What, exactly, is the middle class?

The Pew Research Center defined the middle class as those whose annual income was two-thirds to double the national median —in 2019, a range from $40,500 to $122,000. 

National Public Radio reported in 2016 the term middle class historically has meant something less concrete in the United States — the American Dream. According to Pew Research, 2015 was the first recorded year since 1970 when people in the middle-income bracket no longer comprised the majority of people in the U.S. This indicates a correlation between the middle class and realizing the American Dream.

Over the past several decades, America has become less of a middle-class society as the wealthy have captured most of the economic gains. Despite gains in national income, middle-class income apparently has decreased. 

According to Eleanor Krause and Isabel Sawhill at the Brookings Institution, there are a number of reasons for this:

Participation in the workforce by less-educated, prime-age adults, especially men, has declined.

Stagnant incomes have meant fewer Americans grow up to be better off financially than their parents.

For some, a sense of well-being has eroded because the American Dream has become a more distant prospect for today’s children.

Middle-class families are more fragile and dependent on two incomes.

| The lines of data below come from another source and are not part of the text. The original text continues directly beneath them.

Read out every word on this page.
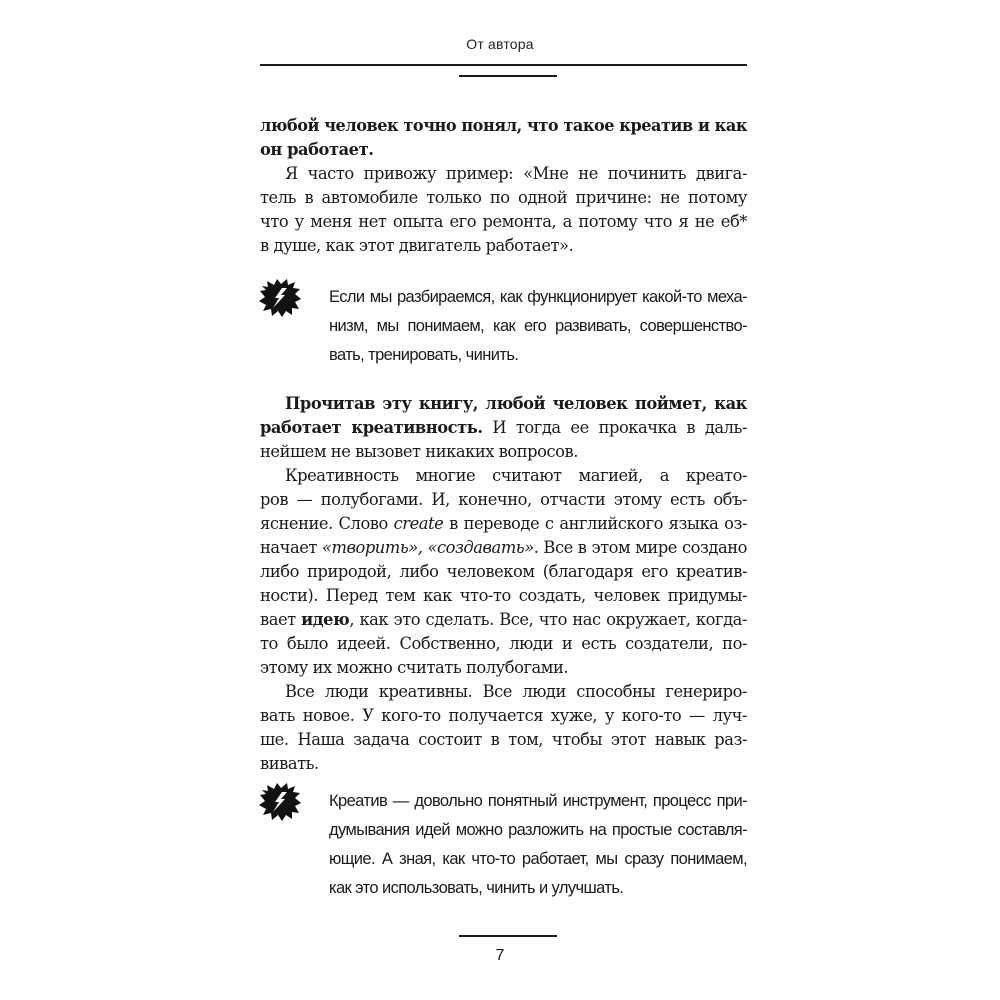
От автора
любой человек точно понял, что такое креатив и как
он работает.
Я часто привожу пример: «Мне не починить двига-
тель в автомобиле только по одной причине: не потому
что у меня нет опыта его ремонта, а потому что я не еб*
в душе, как этот двигатель работает».
Если мы разбираемся, как функционирует какой-то меха-
низм, мы понимаем, как его развивать, совершенство-
вать, тренировать, чинить.
Прочитав эту книгу, любой человек поймет, как
работает креативность. И тогда ее прокачка в даль-
нейшем не вызовет никаких вопросов.
Креативность многие считают магией, а креато-
ров — полубогами. И, конечно, отчасти этому есть объ-
яснение. Слово create в переводе с английского языка оз-
начает «творить», «создавать». Все в этом мире создано
либо природой, либо человеком (благодаря его креатив-
ности). Перед тем как что-то создать, человек придумы-
вает идею, как это сделать. Все, что нас окружает, когда-
то было идеей. Собственно, люди и есть создатели, по-
этому их можно считать полубогами.
Все люди креативны. Все люди способны генериро-
вать новое. У кого-то получается хуже, у кого-то — луч-
ше. Наша задача состоит в том, чтобы этот навык раз-
вивать.
Креатив — довольно понятный инструмент, процесс при-
думывания идей можно разложить на простые составля-
ющие. А зная, как что-то работает, мы сразу понимаем,
как это использовать, чинить и улучшать.
7
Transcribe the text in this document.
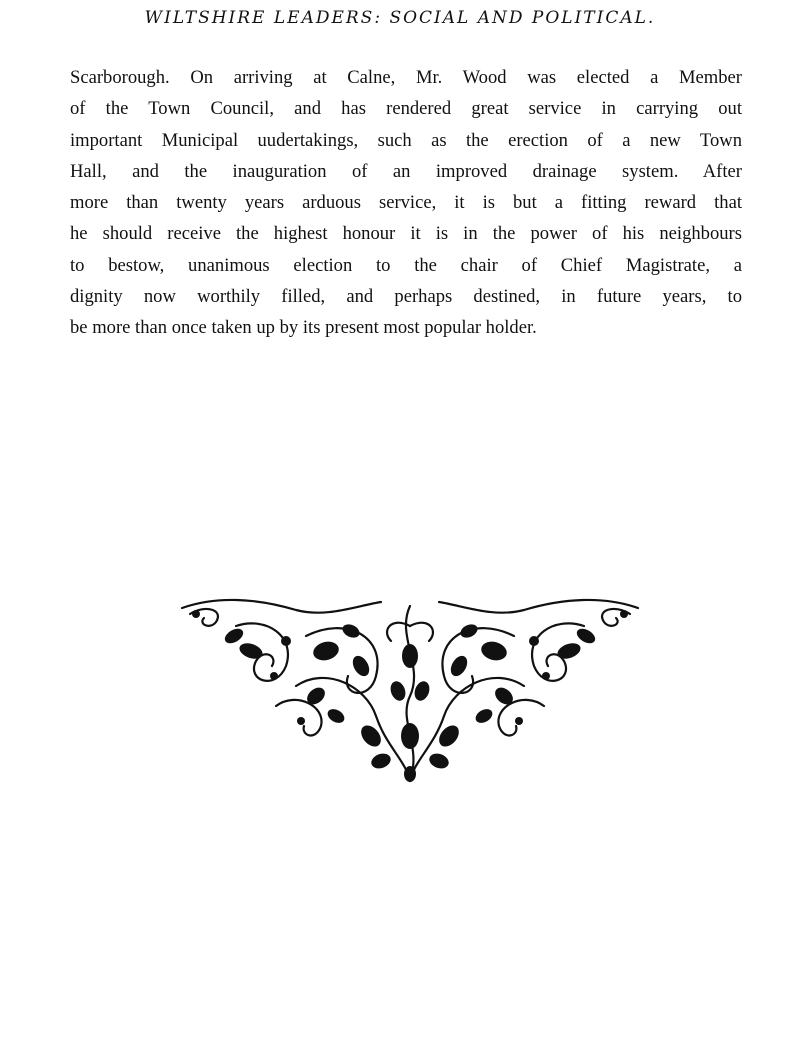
WILTSHIRE LEADERS: SOCIAL AND POLITICAL.

Scarborough. On arriving at Calne, Mr. Wood was elected a Member
of the Town Council, and has rendered great service in carrying out
important Municipal uudertakings, such as the erection of a new Town
Hall, and the inauguration of an improved drainage system. After
more than twenty years arduous service, it is but a fitting reward that
he should receive the highest honour it is in the power of his neighbours
to bestow, unanimous election to the chair of Chief Magistrate, a
dignity now worthily filled, and perhaps destined, in future years, to
be more than once taken up by its present most popular holder.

Income gains for middle-class families can be attributed to increases in women’s earnings.

The Organization for Economic Co-Operation and Development reported in 2019 those in the middle classes suffer economically because of the rising costs of education, health care and housing. “Societies with a strong middle-class experience higher levels of social trust and also better educational outcomes, lower crime incidence, better health outcomes and higher life satisfaction,” the report stated.

The middle class constitutes the heart beat of the economy, the indispensable workforce of the nation.

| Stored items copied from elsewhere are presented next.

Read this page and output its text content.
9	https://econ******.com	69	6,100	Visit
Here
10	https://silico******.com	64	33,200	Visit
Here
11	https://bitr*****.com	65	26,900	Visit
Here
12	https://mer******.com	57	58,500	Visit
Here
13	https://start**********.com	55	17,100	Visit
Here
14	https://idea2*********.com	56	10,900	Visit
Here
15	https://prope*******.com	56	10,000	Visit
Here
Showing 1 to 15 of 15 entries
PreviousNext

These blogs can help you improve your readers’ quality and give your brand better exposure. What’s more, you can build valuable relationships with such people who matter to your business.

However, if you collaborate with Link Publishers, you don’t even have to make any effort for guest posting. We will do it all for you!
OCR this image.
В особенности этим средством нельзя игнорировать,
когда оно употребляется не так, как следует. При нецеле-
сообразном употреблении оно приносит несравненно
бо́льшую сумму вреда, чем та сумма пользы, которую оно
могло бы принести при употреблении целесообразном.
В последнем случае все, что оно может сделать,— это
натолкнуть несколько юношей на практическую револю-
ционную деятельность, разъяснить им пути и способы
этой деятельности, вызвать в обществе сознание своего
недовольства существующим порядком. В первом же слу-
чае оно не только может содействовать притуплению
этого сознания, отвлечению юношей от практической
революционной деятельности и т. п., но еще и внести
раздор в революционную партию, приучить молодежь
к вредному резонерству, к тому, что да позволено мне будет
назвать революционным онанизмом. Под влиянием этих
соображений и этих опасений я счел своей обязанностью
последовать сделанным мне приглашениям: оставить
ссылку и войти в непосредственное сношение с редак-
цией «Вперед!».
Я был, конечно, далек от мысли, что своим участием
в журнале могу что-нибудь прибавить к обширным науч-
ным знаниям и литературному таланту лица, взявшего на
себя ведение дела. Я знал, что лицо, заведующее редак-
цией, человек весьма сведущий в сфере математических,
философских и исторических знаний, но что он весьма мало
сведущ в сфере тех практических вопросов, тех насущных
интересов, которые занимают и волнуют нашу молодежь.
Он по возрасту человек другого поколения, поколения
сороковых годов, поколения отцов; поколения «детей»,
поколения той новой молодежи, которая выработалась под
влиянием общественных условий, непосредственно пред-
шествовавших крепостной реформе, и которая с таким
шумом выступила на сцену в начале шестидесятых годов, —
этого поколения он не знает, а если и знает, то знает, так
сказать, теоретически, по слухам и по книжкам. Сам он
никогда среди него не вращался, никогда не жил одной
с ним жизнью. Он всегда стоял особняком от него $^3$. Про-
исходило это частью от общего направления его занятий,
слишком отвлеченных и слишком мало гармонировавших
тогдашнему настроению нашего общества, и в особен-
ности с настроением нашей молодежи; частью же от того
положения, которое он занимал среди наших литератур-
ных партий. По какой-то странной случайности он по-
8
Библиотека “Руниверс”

A free market economy provides the mechanism for middle-class Americans to innovate and become entrepreneurs. Those willing to take risks can improve their socioeconomic status. Low-income people generally are unable to become innovators, while upper income people have less incentive to innovate and disrupt their life benefits.  

Government policies influence the ability of the middle class to succeed.  Restrictive policies on licensing, resource regulations, taxes and fees, wage requirements and randomly declaring businesses and employees essential versus non-essential disproportionately affect the middle class. Failure to maintain law and order is devastating to middle class businesses, as was witnessed during the summer and fall of 2020. 

The economy is not a fixed pie from which citizens are given a piece. With freedom to innovate, the economic pie expands, as was demonstrated the past few years in the United States. Venture capitalist Nick Hanauer said: “Rich businesspeople like me don’t create jobs. Rather, they are a consequence of an exosystemic feedback loop animated by middle-class consumers. When the middle class thrives, businesses grow and hire and owners profit.”

“Save the Middle Class” should be a rallying cry for all who desire to realize the American Dream.